A person’s relationship to food and nutrition is often seen in the context of needing to be in balance; too much food leads obesity, too little leads to malnutrition. Obesity and malnutrition are seen as binary opposites, however, in the neoliberal context of public health and economic development policies: malnutrition is often seen as a structural problem, caused by poverty, marginalization, and lack of resources, whereas obesity is moralized and seen as an individual choice, caused by irresponsible personal behavior. Poverty alleviation policies worldwide tend to focus on economic development and consumption, whereas weight management campaigns center around lifestyle changes and moderation.
China, for example, has pulled millions out of poverty by speedy economic growth over the last 30 years, and has decreased the incidence of malnutrition (defining malnutrition as underweight or stunting) to less than 10 percent of the population. Obesity rates, of course, have increased concurrently (along with diabetes, high cholesterol, and high blood pressure), especially in urban areas. Non-communicable diseases such as those related to ones caused by obesity have now overtaken infectious causes as the main cause of death in China.
China’s model of economic development has focused on consumerism and advancements in agriculture. This capitalistic “China model” has been wildly successful in improving access to capital, education, expanding the labor market and ameliorating malnutrition in urban areas. Rural areas, on the other hand, remain impoverished and economically underdeveloped. Malnutrition, especially among infants and children, remains commonplace. In order to understand why this nutritional divide exists in China, one must stop thinking about food as nutrition, and must instead start to think of it as part of the larger economic system.
Why We Eat What We Eat
The availability and types of foods consumed are rarely about health. Food is about demand and what people have the ability to pay for, and farmers will grow food they can sell. Agricultural land, therefore, is seen only as valuable as the goods it can produce because it is used to supply high demand commodities. Because of this, farmers do not necessarily grow food that is nutritious, but food for which there is a market.
In this way, we see large gaps between the obese and the hungry of the world. When food is treated as another commodity, one that should be packaged, marketed, sold, and consumed, markets will begin to become dependent on the growth of these commodities. These economic systems can’t grow unless people consume more, and those who cannot afford these commodities are left out.
In China, with speedy economic growth has come an even speedier demand for “luxury” food items such as meat and convenience foods. They are doing their part to grow the economy, but unchecked, this growth is creating a public health mess.
As urban Chinese are enjoying more economic successes, their consumption patterns are changing from a primarily vegetable and cereal based diet with few animal foods, to one that is richer in meat and calories. With increased consumption of meat comes a host of other new demands; corn, soy, water, land. Farmers must keep up with this demand, so land that was previously used for a wide variety of agricultural products to feed people is now being used to keep up with the demand for meat for the urban elite.
A Lesson in Contradictions
The argument of the necessity of unchecked economic growth is not specific to food systems. Developing economies often use this argument in terms of environmental degradation as well. It is impossible to grow an economy in this world now without ruining the environment, and it is impossible to maintain economic growth without providing people the commodities they want. Commodities include housing, air conditioning, and cars; McDonalds, packaged snack food and fancy ice cream.
Unfortunately at this time in history, we face enormous conflicts of interest in this economic growth model. Grow your economy and alleviate poverty by promoting consumption, but this consumption is ruining the planet and a causing an unprecedented decline in health.
This is difficult because growth is good for the poor. A country stuck in a pattern of low growth is stuck in poverty. China’s rapid growth and consumption has improved the lives of millions. But problems arising now include a very real coexistence between obesity and malnutrition (not to mention the gap between the wealthy and the poor).
In rural areas of China, malnutrition rates continue to be high, especially among vulnerable groups such as children and girls. Iron deficiency rates in some areas are as high as 60% among school children due to lack of meat in their diet. How ironic is it that the overabundance of one commodity among urban resident’s is causing an under-abundance among those in rural, while causing the downfall of both.

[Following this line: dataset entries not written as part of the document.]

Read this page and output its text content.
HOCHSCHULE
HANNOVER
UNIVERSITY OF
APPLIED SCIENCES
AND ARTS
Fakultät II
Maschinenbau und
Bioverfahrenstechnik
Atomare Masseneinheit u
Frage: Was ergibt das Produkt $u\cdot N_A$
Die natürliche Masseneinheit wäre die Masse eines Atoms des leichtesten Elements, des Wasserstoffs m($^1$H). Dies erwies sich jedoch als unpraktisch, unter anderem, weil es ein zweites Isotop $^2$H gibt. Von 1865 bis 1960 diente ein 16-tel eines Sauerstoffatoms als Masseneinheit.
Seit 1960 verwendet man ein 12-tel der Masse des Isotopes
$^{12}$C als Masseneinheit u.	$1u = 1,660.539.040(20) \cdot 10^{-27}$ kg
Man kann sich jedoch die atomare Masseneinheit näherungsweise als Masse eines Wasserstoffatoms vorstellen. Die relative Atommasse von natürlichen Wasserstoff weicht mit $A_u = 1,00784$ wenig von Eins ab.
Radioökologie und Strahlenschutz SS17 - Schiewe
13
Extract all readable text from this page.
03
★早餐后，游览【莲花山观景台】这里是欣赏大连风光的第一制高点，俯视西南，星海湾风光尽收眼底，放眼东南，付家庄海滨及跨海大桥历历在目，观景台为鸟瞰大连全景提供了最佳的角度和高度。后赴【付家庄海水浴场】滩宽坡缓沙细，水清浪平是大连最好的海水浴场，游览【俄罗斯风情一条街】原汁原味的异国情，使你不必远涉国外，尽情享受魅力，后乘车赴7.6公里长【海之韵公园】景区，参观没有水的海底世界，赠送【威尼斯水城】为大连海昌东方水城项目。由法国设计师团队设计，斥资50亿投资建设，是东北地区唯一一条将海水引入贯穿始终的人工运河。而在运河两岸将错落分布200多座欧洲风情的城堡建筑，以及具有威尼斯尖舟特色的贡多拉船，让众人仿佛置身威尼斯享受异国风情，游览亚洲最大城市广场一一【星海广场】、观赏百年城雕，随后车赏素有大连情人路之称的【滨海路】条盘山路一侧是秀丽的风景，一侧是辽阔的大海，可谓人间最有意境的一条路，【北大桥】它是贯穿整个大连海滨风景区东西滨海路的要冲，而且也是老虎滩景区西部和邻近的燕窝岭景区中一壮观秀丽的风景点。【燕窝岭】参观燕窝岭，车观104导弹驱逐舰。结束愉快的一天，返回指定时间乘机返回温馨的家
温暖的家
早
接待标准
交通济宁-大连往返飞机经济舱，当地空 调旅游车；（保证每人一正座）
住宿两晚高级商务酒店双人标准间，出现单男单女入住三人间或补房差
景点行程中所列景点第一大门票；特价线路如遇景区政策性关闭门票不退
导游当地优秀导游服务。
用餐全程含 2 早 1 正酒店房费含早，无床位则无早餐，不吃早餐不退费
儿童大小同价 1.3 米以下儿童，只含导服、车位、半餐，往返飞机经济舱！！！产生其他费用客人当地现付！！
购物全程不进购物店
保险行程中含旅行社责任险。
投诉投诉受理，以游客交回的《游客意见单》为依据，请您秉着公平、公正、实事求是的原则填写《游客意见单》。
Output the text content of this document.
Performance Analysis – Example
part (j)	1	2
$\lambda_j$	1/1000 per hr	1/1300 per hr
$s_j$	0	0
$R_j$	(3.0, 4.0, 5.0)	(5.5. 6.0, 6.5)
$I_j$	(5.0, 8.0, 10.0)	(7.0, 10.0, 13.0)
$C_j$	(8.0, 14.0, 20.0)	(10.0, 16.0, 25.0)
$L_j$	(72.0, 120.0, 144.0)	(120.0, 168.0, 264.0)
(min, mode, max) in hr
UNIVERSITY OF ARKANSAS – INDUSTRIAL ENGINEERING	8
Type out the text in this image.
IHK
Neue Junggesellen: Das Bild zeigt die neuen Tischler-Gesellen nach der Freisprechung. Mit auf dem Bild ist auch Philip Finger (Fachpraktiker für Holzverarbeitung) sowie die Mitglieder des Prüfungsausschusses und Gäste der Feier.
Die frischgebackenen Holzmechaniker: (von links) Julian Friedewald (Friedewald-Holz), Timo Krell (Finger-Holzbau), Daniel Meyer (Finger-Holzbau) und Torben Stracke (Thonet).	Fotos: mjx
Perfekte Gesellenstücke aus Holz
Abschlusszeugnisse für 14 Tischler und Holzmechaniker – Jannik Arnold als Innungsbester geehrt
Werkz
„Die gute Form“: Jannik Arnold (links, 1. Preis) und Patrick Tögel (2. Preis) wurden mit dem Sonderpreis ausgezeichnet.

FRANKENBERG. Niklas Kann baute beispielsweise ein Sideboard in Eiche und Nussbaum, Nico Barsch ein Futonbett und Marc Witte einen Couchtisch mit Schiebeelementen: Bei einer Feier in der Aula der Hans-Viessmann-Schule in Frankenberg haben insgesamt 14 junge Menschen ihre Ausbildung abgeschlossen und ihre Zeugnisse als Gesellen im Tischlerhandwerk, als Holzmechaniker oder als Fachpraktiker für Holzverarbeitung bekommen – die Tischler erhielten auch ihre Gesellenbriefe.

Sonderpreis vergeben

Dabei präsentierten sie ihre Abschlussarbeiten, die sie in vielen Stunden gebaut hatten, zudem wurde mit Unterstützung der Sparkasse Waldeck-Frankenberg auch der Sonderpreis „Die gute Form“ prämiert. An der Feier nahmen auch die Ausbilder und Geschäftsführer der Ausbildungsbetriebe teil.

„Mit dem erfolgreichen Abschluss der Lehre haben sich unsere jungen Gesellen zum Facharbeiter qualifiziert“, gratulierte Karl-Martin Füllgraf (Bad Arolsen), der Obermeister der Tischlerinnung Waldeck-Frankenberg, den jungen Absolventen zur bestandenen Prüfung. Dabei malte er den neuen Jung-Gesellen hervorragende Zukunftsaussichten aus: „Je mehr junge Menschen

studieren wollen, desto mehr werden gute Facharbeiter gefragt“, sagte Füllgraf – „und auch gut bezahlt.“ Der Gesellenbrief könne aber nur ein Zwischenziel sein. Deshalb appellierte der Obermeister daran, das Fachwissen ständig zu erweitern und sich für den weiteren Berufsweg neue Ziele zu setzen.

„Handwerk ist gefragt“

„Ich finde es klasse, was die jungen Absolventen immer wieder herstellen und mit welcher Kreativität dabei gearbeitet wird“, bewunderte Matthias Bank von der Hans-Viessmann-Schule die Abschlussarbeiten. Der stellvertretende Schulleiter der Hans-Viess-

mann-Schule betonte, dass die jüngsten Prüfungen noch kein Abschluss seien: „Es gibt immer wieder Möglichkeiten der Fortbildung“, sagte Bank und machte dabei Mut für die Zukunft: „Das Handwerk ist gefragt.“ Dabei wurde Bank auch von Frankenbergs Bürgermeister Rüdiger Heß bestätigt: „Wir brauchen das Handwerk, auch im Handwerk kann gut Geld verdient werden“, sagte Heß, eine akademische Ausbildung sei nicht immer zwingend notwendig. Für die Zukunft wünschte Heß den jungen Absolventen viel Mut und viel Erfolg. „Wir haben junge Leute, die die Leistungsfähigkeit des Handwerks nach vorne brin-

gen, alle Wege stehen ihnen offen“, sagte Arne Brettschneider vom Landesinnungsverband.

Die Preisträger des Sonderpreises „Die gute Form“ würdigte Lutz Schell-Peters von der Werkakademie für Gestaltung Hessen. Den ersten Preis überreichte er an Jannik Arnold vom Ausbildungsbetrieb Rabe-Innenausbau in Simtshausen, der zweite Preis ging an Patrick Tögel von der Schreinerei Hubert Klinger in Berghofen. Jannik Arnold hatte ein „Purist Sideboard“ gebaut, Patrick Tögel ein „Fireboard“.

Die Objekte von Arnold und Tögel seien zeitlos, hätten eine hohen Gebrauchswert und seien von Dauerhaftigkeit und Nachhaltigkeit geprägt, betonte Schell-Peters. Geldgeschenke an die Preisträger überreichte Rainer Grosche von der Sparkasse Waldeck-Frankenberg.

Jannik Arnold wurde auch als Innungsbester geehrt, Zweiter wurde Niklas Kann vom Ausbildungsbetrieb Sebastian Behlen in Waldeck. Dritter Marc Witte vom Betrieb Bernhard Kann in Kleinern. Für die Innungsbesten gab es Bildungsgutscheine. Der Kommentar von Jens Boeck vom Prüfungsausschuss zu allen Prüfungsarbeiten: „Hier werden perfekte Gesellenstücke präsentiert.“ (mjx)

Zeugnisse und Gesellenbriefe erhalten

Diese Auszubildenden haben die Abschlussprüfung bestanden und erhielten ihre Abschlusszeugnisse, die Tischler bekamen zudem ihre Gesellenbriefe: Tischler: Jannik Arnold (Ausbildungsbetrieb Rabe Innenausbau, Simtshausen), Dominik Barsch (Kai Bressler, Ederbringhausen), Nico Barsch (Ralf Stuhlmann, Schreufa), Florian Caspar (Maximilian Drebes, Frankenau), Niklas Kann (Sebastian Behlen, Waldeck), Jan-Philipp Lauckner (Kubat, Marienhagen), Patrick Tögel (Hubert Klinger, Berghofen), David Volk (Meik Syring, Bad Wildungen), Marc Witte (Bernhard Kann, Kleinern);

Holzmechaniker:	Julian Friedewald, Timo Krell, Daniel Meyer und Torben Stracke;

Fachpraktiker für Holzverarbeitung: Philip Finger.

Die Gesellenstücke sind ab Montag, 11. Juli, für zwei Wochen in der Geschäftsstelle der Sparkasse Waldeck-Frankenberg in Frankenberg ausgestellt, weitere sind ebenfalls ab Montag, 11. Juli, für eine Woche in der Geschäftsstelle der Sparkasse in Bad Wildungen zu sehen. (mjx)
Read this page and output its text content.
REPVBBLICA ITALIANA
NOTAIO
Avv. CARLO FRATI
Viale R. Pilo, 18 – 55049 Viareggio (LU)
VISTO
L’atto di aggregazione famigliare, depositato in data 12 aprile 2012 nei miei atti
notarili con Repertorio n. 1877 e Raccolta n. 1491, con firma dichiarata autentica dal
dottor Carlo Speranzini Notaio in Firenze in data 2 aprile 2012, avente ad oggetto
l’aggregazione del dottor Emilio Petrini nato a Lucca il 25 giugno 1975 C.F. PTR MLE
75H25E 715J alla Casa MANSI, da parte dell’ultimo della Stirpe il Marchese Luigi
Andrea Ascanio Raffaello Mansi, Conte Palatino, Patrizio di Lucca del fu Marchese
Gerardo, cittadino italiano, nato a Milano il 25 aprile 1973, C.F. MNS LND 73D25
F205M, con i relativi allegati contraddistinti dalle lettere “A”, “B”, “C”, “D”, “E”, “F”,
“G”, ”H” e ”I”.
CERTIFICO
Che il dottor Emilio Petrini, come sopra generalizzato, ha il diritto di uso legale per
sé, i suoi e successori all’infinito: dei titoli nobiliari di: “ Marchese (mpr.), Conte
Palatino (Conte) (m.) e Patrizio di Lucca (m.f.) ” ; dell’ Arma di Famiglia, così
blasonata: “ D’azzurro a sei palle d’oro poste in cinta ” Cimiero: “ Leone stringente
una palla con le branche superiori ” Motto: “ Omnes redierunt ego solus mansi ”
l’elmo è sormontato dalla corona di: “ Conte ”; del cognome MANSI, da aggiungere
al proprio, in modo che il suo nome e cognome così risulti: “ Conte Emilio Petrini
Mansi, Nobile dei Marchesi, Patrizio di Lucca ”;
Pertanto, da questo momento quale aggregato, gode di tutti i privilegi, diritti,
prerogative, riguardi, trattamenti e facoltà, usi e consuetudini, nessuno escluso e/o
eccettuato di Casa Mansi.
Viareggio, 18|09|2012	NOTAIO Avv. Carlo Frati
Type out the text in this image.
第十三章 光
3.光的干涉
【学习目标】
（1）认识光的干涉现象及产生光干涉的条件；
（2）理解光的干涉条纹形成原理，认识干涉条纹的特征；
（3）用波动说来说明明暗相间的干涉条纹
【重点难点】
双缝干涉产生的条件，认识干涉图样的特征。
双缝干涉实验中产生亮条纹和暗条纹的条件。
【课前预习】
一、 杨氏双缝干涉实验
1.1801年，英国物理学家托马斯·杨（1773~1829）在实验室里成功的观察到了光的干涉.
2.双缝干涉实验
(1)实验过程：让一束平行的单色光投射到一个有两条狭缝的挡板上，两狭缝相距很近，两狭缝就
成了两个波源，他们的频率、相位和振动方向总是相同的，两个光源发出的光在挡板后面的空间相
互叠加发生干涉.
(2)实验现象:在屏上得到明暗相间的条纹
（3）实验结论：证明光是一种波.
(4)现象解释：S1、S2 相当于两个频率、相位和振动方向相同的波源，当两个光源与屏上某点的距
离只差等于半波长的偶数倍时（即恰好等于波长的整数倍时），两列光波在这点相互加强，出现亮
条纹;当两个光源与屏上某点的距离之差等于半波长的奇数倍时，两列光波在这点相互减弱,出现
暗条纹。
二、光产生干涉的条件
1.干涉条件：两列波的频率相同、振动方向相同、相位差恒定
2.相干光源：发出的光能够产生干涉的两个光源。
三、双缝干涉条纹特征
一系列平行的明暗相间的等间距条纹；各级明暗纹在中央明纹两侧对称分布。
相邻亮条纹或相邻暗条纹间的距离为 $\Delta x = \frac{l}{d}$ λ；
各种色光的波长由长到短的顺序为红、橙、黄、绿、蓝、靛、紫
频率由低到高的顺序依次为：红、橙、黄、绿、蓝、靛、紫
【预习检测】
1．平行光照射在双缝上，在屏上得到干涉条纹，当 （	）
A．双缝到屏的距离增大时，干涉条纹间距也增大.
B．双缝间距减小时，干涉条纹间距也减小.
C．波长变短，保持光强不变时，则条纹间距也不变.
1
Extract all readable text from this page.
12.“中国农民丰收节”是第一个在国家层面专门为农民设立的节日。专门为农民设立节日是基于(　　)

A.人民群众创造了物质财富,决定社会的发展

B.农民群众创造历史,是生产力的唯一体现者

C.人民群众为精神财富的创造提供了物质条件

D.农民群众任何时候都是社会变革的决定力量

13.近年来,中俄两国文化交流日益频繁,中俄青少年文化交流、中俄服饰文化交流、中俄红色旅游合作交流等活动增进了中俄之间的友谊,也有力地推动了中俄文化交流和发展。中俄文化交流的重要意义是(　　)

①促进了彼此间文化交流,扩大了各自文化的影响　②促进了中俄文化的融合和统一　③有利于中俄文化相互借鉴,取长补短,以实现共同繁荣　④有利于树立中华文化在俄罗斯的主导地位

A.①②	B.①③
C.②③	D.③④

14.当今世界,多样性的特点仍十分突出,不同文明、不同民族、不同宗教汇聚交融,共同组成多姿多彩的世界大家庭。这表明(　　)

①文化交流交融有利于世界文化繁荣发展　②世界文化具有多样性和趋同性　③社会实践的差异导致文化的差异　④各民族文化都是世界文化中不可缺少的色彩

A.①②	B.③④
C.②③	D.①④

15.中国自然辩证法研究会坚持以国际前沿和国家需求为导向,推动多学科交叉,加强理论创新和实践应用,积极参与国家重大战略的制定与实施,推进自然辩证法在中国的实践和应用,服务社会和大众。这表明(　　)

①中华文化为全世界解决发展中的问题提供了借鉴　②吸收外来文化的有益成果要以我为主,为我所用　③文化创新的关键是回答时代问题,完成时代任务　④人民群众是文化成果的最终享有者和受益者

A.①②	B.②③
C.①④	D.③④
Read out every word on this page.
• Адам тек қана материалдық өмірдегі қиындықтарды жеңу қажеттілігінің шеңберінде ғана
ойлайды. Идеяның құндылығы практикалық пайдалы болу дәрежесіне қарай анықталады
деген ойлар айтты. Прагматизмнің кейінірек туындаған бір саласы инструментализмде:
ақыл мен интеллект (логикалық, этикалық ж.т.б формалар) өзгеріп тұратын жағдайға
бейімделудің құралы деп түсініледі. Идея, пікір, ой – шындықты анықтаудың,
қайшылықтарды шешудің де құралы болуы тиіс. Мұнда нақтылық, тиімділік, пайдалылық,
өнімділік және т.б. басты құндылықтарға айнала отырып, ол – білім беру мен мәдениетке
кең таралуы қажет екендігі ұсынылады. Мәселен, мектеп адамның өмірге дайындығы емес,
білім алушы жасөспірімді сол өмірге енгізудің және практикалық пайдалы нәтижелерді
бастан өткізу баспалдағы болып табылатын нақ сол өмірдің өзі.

Surely good nutrition cannot be defined by the absence of malnutrition alone. An upwards of above 50% of people in urban areas are now obese. Everyday in China 3,000 new cases of type 2 diabetes are diagnosed, costing the country billions each year. But these diabetics continue to consume and help the economy grow as a whole. So where should our paradigm shift take place?
In the context of current economic growth models centered around consumption for those with capital, we will continue to see a rise in obesity simultaneous with malnutrition. But does changing this paradigm mean changing our idea of economic success? Changing our models of public health? If our only successful model of economic growth leads to a public health tragedy, where do we go from here? How can anthropologists begin to link development efforts with those of public health and nutrition?